It is quite disturbing that the Minister Peters is now trying to force submission to what OUTA believes is an unlawful law. Open Road Tolling systems hinge entirely on voluntary public cooperation and any attempt by authorities to force cooperation of an unlawful system is going to be resisted.
“We have repeatedly argued the unworkability of e-tolls and following a year of operation, all evidence of the current fiasco has proved us correct. Judging by the Minister’s input provided on Tuesday, OUTA now calls on the public to once again donate to their Rule of Law campaign (see www.outa.co.za), so that we can prepare to mount a defense, if and when the NPA commences prosecution for the non-payment of tolls,” says Wayne Duvenage, the Chairperson of OUTA.

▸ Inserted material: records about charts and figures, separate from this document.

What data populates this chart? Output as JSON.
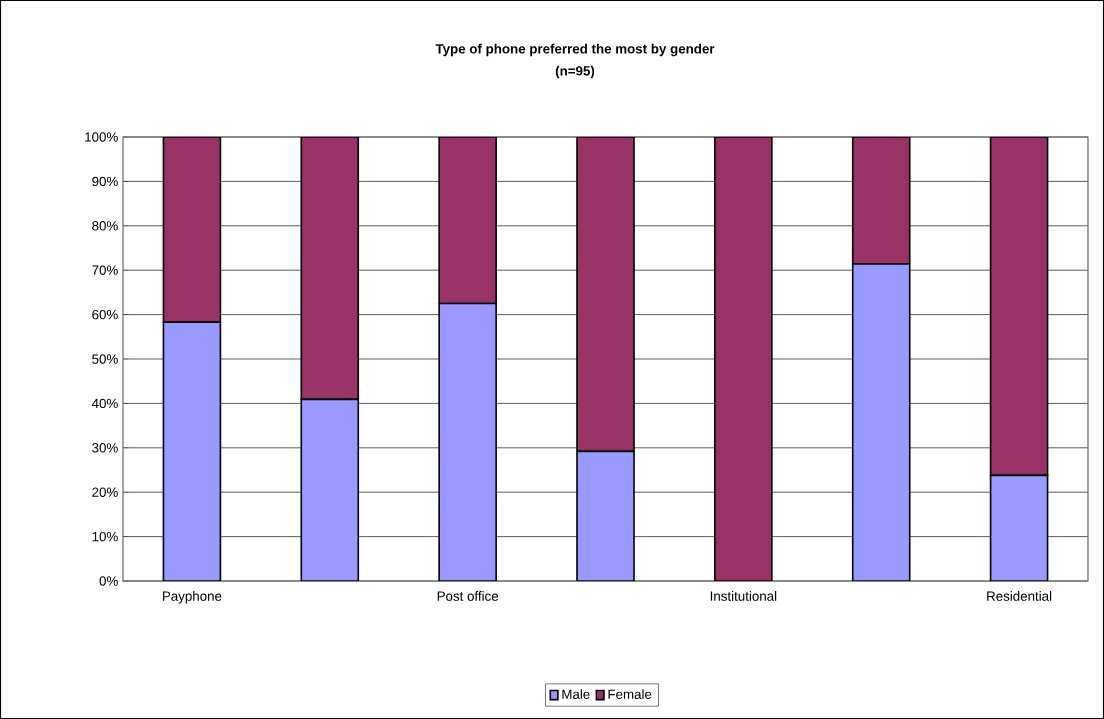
{
  "chart_data": {
    "type": "bar",
    "stacked": true,
    "title": "Type of phone preferred the most by gender",
    "subtitle": "(n=95)",
    "categories": [
      "Payphone",
      null,
      "Post office",
      null,
      "Institutional",
      null,
      "Residential"
    ],
    "series": [
      {
        "name": "Male",
        "color": "#9999ff",
        "values": [
          58.3,
          40.9,
          62.5,
          29.2,
          0,
          71.4,
          23.8
        ]
      },
      {
        "name": "Female",
        "color": "#993366",
        "values": [
          41.7,
          59.1,
          37.5,
          70.8,
          100,
          28.6,
          76.2
        ]
      }
    ],
    "ylim": [
      0,
      100
    ],
    "yticks": [
      {
        "value": 0,
        "label": "0%"
      },
      {
        "value": 10,
        "label": "10%"
      },
      {
        "value": 20,
        "label": "20%"
      },
      {
        "value": 30,
        "label": "30%"
      },
      {
        "value": 40,
        "label": "40%"
      },
      {
        "value": 50,
        "label": "50%"
      },
      {
        "value": 60,
        "label": "60%"
      },
      {
        "value": 70,
        "label": "70%"
      },
      {
        "value": 80,
        "label": "80%"
      },
      {
        "value": 90,
        "label": "90%"
      },
      {
        "value": 100,
        "label": "100%"
      }
    ],
    "grid": "y",
    "legend": "bottom"
  }
}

OUTA is however grateful for the information provided by the Department of Transport in their presentation to the panel, which clearly shows they have not grasped the issue at hand on the e-toll matter. They can try to force the people to submit, but they can’t force them to co-operate. Should the authorities ever attempt to do so, they must be prepared for the consequences of their actions. Furthermore, one year on and with less than 40% compliance, their idea of a user pays system has clearly failed. If the Sanral and the Minister can’t understand that, there is nothing more to do except watch the system’s losses increase further.